El Chico Que Leía Demasiado

Anoche y hoy bien temprano leí “Mujer sin hijo”, de Jenn Díaz.
Lo primero de todo: la contraportada, para que os situéis los que no conocéis la historia.
“En una sociedad distópica en la que se presiona desde las instituciones por cuestiones demográficas para que las mujeres tengan hijos, ‘Mujer sin hijo’ narra las vivencias de tres chicas jóvenes conectadas por la sangre y por el destino, a las que la maternidad en potencia o en acto, transforma.
Con un tono que se desplaza entre la melancolía y el desasosiego, y un estilo narrativo sencillo pero absorbente, la novela nos permite acompañar a las protagonistas más allá del miedo. Su voz, la voz de todas estas mujeres, opera en nuestras consciencias como ya lo hicieron ‘Michael K’. (Coetzee) o los chicos de ‘Nunca me abandones’ (Ishiguro).”
Tres mujeres sin hijo: Rita, Julia y Mónica.

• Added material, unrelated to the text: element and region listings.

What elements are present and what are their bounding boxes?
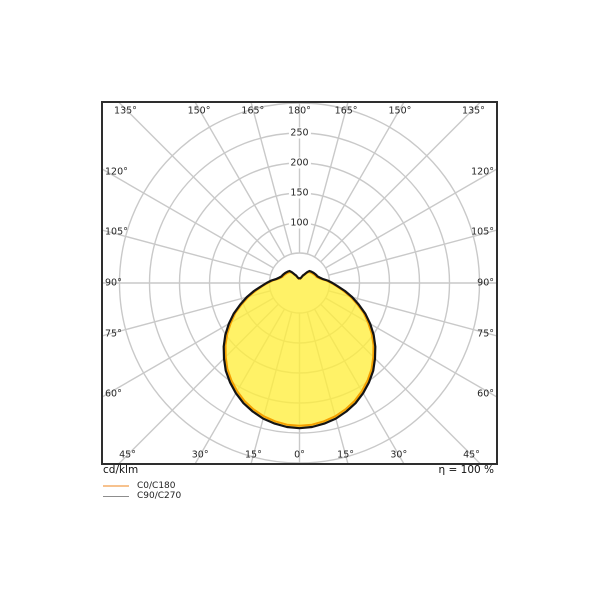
legend: C0/C180 C90/C270 bbox=[103, 481, 181, 501]
legend-label-c0-c180: C0/C180 bbox=[137, 481, 176, 491]
legend-item-c0-c180: C0/C180 bbox=[103, 481, 181, 491]
footer-row: cd/klm η = 100 % bbox=[103, 464, 494, 476]
efficiency-label: η = 100 % bbox=[438, 464, 494, 476]
legend-item-c90-c270: C90/C270 bbox=[103, 491, 181, 501]
legend-swatch-c0-c180 bbox=[103, 485, 129, 487]
legend-swatch-c90-c270 bbox=[103, 495, 129, 497]
legend-label-c90-c270: C90/C270 bbox=[137, 491, 182, 501]
distribution-fill bbox=[223, 271, 376, 429]
unit-label: cd/klm bbox=[103, 464, 139, 476]
curve-c0-c180 bbox=[224, 271, 375, 427]
plot-border bbox=[101, 101, 498, 465]
curve-c90-c270 bbox=[222, 269, 377, 430]
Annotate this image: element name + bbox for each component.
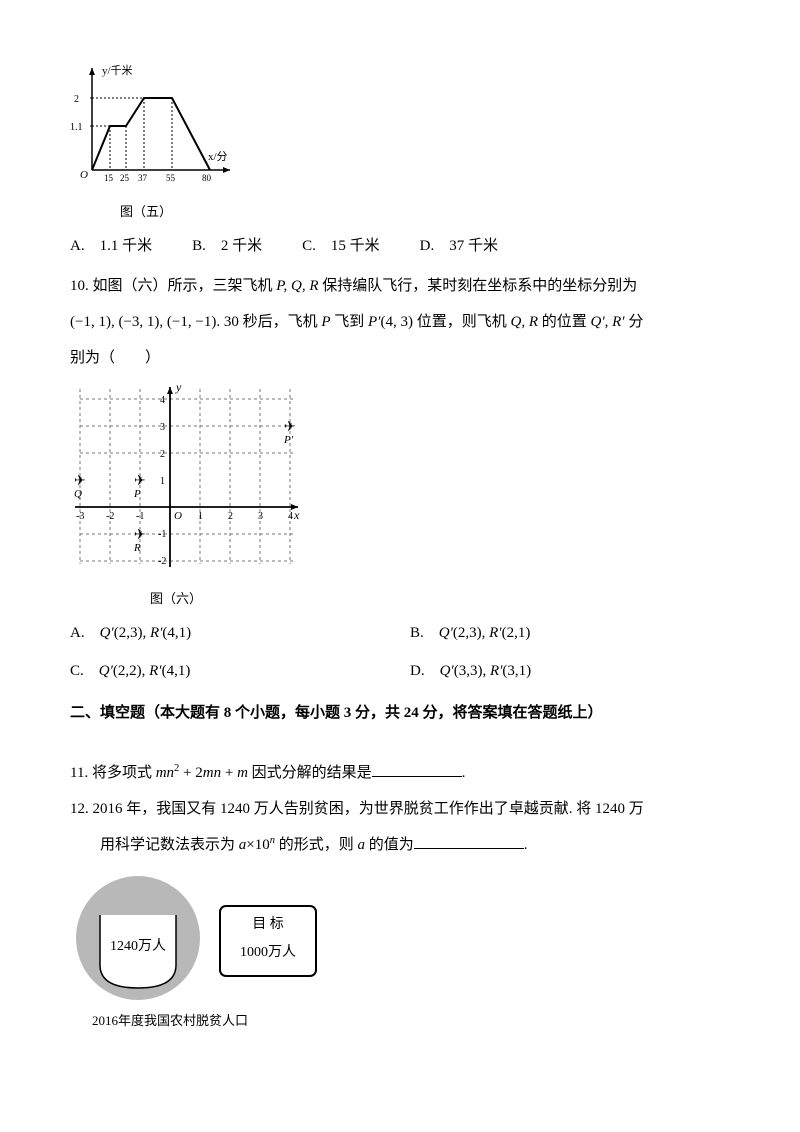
svg-text:2: 2: [74, 94, 79, 105]
svg-text:P: P: [133, 488, 141, 500]
q9-opt-c[interactable]: C. 15 千米: [302, 231, 380, 261]
box-text: 1000万人: [240, 944, 296, 960]
chart6-caption: 图（六）: [150, 586, 730, 612]
svg-text:O: O: [174, 510, 182, 522]
svg-text:-2: -2: [106, 511, 114, 522]
chart-5: y/千米 x/分 O 2 1.1 15 25 37 55 80 图（五）: [70, 60, 730, 225]
q10-options: A. Q′(2,3), R′(4,1) B. Q′(2,3), R′(2,1) …: [70, 618, 730, 686]
svg-text:1: 1: [198, 511, 203, 522]
q11-blank[interactable]: [372, 761, 462, 777]
svg-text:25: 25: [120, 173, 130, 183]
circle-text: 1240万人: [110, 938, 166, 954]
svg-text:4: 4: [288, 511, 293, 522]
svg-text:3: 3: [258, 511, 263, 522]
box-title: 目 标: [252, 916, 284, 932]
q10-opt-b[interactable]: B. Q′(2,3), R′(2,1): [410, 618, 730, 648]
chart5-ylabel: y/千米: [102, 64, 133, 77]
svg-text:15: 15: [104, 173, 114, 183]
q10-opt-d[interactable]: D. Q′(3,3), R′(3,1): [410, 656, 730, 686]
svg-text:y: y: [175, 380, 182, 394]
svg-text:1: 1: [160, 476, 165, 487]
svg-text:O: O: [80, 169, 88, 181]
svg-text:✈: ✈: [74, 472, 86, 488]
poverty-infographic: 1240万人 目 标 1000万人 2016年度我国农村脱贫人口: [70, 870, 730, 1046]
svg-text:-2: -2: [158, 556, 166, 567]
svg-text:37: 37: [138, 173, 148, 183]
q10-opt-c[interactable]: C. Q′(2,2), R′(4,1): [70, 656, 390, 686]
svg-text:3: 3: [160, 422, 165, 433]
q12-line1: 12. 2016 年，我国又有 1240 万人告别贫困，为世界脱贫工作作出了卓越…: [70, 794, 730, 824]
q12-blank[interactable]: [414, 833, 524, 849]
svg-text:P': P': [283, 434, 294, 446]
svg-text:-3: -3: [76, 511, 84, 522]
svg-text:2: 2: [160, 449, 165, 460]
svg-text:-1: -1: [158, 529, 166, 540]
q11: 11. 将多项式 mn2 + 2mn + m 因式分解的结果是.: [70, 758, 730, 788]
q10-opt-a[interactable]: A. Q′(2,3), R′(4,1): [70, 618, 390, 648]
chart-6: y x O -3 -2 -1 1 2 3 4 -1 -2 1 2 3 4 ✈Q …: [70, 379, 730, 612]
q10-line1: 10. 如图（六）所示，三架飞机 P, Q, R 保持编队飞行，某时刻在坐标系中…: [70, 271, 730, 301]
section-2-title: 二、填空题（本大题有 8 个小题，每小题 3 分，共 24 分，将答案填在答题纸…: [70, 698, 730, 728]
svg-text:1.1: 1.1: [70, 122, 83, 133]
svg-text:2: 2: [228, 511, 233, 522]
q9-opt-a[interactable]: A. 1.1 千米: [70, 231, 152, 261]
svg-text:✈: ✈: [134, 472, 146, 488]
q9-opt-d[interactable]: D. 37 千米: [420, 231, 498, 261]
svg-text:R: R: [133, 542, 141, 554]
svg-text:✈: ✈: [284, 418, 296, 434]
q10-line3: 别为（ ）: [70, 343, 730, 373]
q9-opt-b[interactable]: B. 2 千米: [192, 231, 262, 261]
svg-text:✈: ✈: [134, 526, 146, 542]
svg-text:55: 55: [166, 173, 176, 183]
infographic-caption: 2016年度我国农村脱贫人口: [92, 1013, 248, 1028]
svg-text:80: 80: [202, 173, 212, 183]
q12-line2: 用科学记数法表示为 a×10n 的形式，则 a 的值为.: [70, 830, 730, 860]
svg-text:Q: Q: [74, 488, 82, 500]
q10-line2: (−1, 1), (−3, 1), (−1, −1). 30 秒后，飞机 P 飞…: [70, 307, 730, 337]
chart5-xlabel: x/分: [208, 150, 228, 163]
q9-options: A. 1.1 千米 B. 2 千米 C. 15 千米 D. 37 千米: [70, 231, 730, 261]
svg-text:x: x: [293, 508, 300, 522]
chart5-caption: 图（五）: [120, 199, 730, 225]
svg-text:-1: -1: [136, 511, 144, 522]
svg-text:4: 4: [160, 395, 165, 406]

Me quedo con la vitalidad de la primera, el dolor de la segunda y la fuerza de la tercera. Me llamó muchísimo la atención la diversidad de personajes femeninos (y los múltiples guiños literarios), totalmente diferenciados y la voz propia de cada personaje. Aprecio realmente cosas como esa, porque enriquece muchísimo la novela. Creo que eso es a lo que llaman TALENTO.

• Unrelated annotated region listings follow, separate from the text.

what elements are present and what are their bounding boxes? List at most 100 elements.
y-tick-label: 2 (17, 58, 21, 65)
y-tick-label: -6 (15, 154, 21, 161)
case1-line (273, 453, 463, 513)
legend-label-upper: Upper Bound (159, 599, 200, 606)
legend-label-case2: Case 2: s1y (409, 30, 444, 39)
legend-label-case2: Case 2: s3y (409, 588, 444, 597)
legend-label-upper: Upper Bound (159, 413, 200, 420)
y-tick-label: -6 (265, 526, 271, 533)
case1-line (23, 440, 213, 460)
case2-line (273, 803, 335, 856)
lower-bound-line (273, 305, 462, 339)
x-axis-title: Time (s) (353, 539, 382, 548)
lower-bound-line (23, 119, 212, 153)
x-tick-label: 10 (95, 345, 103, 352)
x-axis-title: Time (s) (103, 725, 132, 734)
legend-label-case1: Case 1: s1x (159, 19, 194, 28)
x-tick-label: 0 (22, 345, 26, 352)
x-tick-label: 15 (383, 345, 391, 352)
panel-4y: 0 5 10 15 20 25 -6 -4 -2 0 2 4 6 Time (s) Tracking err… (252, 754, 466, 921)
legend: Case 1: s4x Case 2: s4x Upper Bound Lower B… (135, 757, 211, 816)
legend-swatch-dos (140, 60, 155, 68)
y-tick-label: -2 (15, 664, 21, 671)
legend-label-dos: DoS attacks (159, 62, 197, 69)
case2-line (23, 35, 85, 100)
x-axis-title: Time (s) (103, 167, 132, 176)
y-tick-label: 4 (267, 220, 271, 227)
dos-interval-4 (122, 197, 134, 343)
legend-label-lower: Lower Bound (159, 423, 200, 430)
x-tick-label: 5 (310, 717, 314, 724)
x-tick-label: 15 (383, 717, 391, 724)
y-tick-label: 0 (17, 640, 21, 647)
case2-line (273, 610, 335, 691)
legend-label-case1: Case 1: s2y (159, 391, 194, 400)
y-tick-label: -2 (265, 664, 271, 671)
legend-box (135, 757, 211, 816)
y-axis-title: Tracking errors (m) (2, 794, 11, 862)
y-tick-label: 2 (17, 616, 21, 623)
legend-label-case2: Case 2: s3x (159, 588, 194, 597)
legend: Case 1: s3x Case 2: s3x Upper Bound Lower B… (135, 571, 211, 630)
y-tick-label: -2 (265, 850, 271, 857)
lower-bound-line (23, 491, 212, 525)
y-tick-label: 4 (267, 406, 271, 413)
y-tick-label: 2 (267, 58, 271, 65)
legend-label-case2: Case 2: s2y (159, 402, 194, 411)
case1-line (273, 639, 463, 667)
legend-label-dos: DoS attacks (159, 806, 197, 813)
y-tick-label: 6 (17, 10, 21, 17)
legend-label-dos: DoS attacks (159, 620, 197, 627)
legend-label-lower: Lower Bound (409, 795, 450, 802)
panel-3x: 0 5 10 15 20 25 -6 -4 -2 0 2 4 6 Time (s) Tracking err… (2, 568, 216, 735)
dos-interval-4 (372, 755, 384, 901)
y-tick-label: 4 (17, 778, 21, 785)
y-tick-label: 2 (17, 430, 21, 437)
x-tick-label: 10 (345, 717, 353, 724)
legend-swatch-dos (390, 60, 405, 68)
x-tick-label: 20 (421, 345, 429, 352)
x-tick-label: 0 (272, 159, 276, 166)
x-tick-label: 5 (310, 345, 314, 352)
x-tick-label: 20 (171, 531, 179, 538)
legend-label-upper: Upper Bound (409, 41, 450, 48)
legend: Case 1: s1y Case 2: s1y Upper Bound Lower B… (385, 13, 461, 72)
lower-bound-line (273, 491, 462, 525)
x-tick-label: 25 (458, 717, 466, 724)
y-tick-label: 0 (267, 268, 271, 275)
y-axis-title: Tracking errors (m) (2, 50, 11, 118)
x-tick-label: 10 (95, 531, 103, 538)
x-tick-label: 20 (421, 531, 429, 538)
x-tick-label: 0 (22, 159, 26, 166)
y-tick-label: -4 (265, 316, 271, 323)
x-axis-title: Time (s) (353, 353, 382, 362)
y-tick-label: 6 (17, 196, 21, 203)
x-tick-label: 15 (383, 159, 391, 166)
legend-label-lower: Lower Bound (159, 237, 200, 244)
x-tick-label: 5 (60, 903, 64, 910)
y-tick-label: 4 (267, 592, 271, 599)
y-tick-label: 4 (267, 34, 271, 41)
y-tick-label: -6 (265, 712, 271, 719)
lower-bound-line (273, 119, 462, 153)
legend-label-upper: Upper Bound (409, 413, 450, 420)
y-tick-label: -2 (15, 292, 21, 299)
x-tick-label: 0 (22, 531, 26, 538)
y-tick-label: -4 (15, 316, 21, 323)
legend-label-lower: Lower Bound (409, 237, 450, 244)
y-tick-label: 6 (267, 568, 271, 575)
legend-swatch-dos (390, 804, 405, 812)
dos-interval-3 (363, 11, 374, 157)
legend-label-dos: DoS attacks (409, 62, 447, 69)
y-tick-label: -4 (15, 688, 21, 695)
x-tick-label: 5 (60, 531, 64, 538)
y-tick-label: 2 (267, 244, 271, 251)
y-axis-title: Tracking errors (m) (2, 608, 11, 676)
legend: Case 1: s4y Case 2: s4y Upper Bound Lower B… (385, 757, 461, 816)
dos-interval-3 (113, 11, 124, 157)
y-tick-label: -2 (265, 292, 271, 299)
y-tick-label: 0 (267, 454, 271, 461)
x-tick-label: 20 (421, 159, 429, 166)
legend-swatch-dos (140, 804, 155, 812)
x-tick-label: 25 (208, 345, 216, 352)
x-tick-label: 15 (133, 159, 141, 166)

“Mujer sin hijo” me recordó a “Kallocaína”, de Karin Boye (salvando las distancias). Me recordó también, cómo no, a la reforma que quizá se avecina. Me recordó la alegría que me produjo saber que “Es un decir” aparecerá en Lumen.
Pienso que si este libro se hubiese escrito hace muchos años o quizá por una escritora famosa… pongamos Carmen Laforet o Carmen Martín Gaite hoy sería un libro consagrado. De todas maneras, no me cabe duda de lo que será.
Esto tiene que ver con que muchas veces he pensado qué pondría en la contraportada de un libro si —oh, imaginando— me lo pidiesen.
Bien.
Pues esto es lo que pondría en “Mujer sin hijo”:
«Jenn Díaz pertenece ahora al canon literario español».
Nada más
y nada menos.
(y no exagero).

2 pensamientos en “El Chico Que Leía Demasiado

  1. Tiene muy buena pinta el libro; espero leerlo. El ambiente que describes parece interesante para una obra literaria, aunque me parece que la tendencia global (peculiaridades carpetovetónicas aparte) sería más bien hacia que se generalizara un control de la población drástico al estilo de China, en donde estuviese muy mal visto tener más de un hijo, e incluso se mirase por encima del hombro a quienes tuvieran uno.